В общем, из моего дела устроили образцово–показательный процесс. Горилла, гиббон, черножопый, бледная немочь, сволочи–биологи, эмигрантский сброд — все эти определения муссировались, словно на конгрессе филологов, в густых клубах сигарного дыма.
(От души желаю старому маразматику большого и хорошего рака легких в неизлечимой форме!)

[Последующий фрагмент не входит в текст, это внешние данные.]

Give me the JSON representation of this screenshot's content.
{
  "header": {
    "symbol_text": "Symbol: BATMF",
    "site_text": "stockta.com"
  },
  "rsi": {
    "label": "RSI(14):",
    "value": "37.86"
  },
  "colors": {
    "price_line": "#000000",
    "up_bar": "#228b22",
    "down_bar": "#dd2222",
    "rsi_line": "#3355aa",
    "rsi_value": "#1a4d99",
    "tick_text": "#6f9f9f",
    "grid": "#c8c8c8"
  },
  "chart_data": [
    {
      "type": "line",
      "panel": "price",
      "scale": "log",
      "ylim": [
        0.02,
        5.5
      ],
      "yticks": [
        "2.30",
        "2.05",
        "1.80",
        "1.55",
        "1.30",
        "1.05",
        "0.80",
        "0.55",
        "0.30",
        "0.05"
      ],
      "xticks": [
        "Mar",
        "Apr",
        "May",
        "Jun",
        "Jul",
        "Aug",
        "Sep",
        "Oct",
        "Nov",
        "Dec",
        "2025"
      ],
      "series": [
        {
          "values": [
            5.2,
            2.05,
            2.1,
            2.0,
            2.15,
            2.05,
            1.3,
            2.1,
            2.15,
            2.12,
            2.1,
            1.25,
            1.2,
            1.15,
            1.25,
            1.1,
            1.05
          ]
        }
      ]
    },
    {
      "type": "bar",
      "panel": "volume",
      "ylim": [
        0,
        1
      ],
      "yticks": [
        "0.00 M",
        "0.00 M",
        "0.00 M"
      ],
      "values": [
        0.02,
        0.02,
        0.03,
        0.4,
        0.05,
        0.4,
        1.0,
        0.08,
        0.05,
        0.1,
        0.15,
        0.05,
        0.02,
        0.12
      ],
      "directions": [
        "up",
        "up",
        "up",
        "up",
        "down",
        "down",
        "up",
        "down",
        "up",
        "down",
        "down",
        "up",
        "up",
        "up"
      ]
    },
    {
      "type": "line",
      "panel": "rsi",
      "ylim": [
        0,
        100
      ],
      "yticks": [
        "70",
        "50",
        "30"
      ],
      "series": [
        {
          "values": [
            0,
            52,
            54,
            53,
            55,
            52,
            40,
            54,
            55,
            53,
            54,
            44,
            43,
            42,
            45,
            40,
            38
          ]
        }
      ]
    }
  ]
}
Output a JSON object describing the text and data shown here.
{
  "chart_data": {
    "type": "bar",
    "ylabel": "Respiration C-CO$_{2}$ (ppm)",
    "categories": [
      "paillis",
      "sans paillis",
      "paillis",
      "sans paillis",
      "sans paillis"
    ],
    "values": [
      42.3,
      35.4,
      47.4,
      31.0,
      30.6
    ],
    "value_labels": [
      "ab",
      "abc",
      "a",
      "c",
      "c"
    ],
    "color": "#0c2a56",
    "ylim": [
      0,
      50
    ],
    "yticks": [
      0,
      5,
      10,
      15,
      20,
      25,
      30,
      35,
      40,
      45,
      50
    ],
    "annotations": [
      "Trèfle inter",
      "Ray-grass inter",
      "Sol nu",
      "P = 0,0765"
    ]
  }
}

«Тройка» разложила меня по всем статьям, азартно и издевательски, покуражившись, как Господь над охромевшей сороконожкой. Выяснилось, что моя принадлежность к белой расе является констатацией факта и, следовательно, не содержит в себе оскорбления. Что болезнь «немочь» является медицинским термином и, опять–таки, не содержит в себе оскорбления. Что определение «эмигрантский сброд» делится, по сути, на понятия — эмигрант (не оскорбление!) и сброд — то есть личный состав, сформированный по случайному принципу (не оскорбление!). Видите ли, господин подполковник, как сотрудник Генштаба, был прекрасно осведомлен о принципах формирования бригады «Бешеных», набираемой преимущественно из эмигрантской среды, и в силу своей осведомленности это констатировал (!). Словом, мне совершенно не из–за чего было выходить из себя и тем более поднимать руку на старшего по званию…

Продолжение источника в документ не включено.